After more than a year of performing and teaching online, the Trisha Brown Dance Company re-emerged before a live audience on Thursday evening. And not just in any old performance space, but on the tranquil, spectacular grounds of Wave Hill, the 28-acre oasis in the Bronx whose lush lawns and gardens look out over the Hudson River and Palisades.
The anticipation was heightened by this week’s stormy weather, as capricious as one of Brown’s dances. In place of performances originally scheduled for Tuesday and Wednesday, both canceled, the company offered two shorter, back-to-back programs in one night. It was worth the wait for the backdrop of nearly cloudless skies, which turned from blazing to pale blue as late afternoon heat gave way to dusk.
The selected pieces — four of Brown’s early works from the 1970s and an excerpt from her less frequently seen “Another Story as in falling” (1993) — migrated from the central Great Lawn, with its river views, to the sweeping North Lawn, with a stop at the elevated Aquatic Garden. Part of the “In Plain Site” series, which situates Brown’s work beyond theater walls, the program revealed, as this series often does, the adaptable nature of her choreography, its capacity to slip into unforced conversation with a new environment. Wherever it goes, it has a way of fitting in, not an intrusion but an extension of its surroundings.
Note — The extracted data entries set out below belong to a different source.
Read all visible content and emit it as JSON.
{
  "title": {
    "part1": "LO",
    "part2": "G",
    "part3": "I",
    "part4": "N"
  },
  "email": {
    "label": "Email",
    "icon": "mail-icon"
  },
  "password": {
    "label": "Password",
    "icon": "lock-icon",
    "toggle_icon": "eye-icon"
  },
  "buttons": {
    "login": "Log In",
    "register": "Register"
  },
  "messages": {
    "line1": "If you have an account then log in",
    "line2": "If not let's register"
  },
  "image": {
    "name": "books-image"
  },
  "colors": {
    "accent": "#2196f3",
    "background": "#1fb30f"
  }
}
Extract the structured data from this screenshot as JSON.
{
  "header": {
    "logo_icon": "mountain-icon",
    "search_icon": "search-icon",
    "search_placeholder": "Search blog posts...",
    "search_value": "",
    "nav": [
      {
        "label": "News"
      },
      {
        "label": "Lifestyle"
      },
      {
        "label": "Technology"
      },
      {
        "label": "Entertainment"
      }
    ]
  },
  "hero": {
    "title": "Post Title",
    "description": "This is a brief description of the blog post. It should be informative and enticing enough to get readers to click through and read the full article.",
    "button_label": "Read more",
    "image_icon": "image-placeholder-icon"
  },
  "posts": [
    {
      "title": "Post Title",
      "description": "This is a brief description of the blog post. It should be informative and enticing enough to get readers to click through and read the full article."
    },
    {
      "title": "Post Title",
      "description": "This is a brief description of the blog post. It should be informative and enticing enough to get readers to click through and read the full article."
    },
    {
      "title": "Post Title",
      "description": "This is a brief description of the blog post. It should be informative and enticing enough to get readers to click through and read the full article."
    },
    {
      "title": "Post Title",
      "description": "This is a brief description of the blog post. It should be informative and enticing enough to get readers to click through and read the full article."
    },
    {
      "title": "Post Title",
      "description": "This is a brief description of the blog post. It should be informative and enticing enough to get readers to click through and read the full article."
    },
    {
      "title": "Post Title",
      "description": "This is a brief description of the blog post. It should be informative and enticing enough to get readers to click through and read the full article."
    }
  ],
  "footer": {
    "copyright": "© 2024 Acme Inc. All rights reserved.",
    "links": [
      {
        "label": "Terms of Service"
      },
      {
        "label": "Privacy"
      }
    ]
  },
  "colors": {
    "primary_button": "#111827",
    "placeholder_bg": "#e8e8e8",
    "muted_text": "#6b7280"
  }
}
That sense of belonging is also a testament to the company leaders who stage the work — in this case, the associate artistic director Carolyn Lucas — who know its architecture inside and out, and what settings will complement it. The cubic geometry of “Locus” (1975), performed by three dancers, each within the corners of a square platform, echoed the right angles of the pergola behind them, its stone columns and leafy canopy framing their measured reaching and folding.
“Solo Olos” (1976) wasn’t built for rolling and skidding in the grass, but it seemed that way as four performers followed the instructions of a fifth: to “reverse,” “branch” or “spill,” according to the score that guides this partly improvised work. (The dancer Cecily Campbell gave a helpful introduction orienting us to its structure.)
From those opening pieces, we were ushered up through winding paths to the Aquatic Garden, where Amanda Kmett’Pendry and Leah Ives stood facing each other on opposite sides of a long rectangular pool. As if poised to dive in, they danced “Accumulation” (1971), in which simple movements stack up one by one: rotating thumbs, a swerve of the hips, a rise up onto the balls of the feet. “Uncle John’s Band” by the Grateful Dead replaced what had until now been a spontaneous soundtrack of bird song and planes passing overhead.
On the expanse of the North Lawn, the full company of eight broke into pairs for “Leaning Duet I” (1970), in which partners walk side by side, grasping each other by the wrist and leaning in opposite directions, their feet making contact with each step. When two pairs meet, one threads under the bridge of the other’s linked arms. (During the second show, a shaft of golden-hour sunlight ran parallel to the dancers’ diagonal pathway.) It’s a game that often results in one partner tipping to the ground, to be hauled back up by the other, as both try to maintain the integrity of the shape. There are no mistakes, just trying and trying again.
In “Another Story,” also for eight dancers — who this time remained largely apart and upright — stillness brought the body and the landscape into focus. Gently creased limbs, suspended midstride, looked like scaled-down branches of a towering elm nearby.
But perhaps more than any discrete shape or structure, it’s the cycles within Brown’s work that made it such a natural fit at Wave Hill. Replete with stealthy repetition, with endings that bleed into beginnings, her vision merges just right with gardens in full bloom.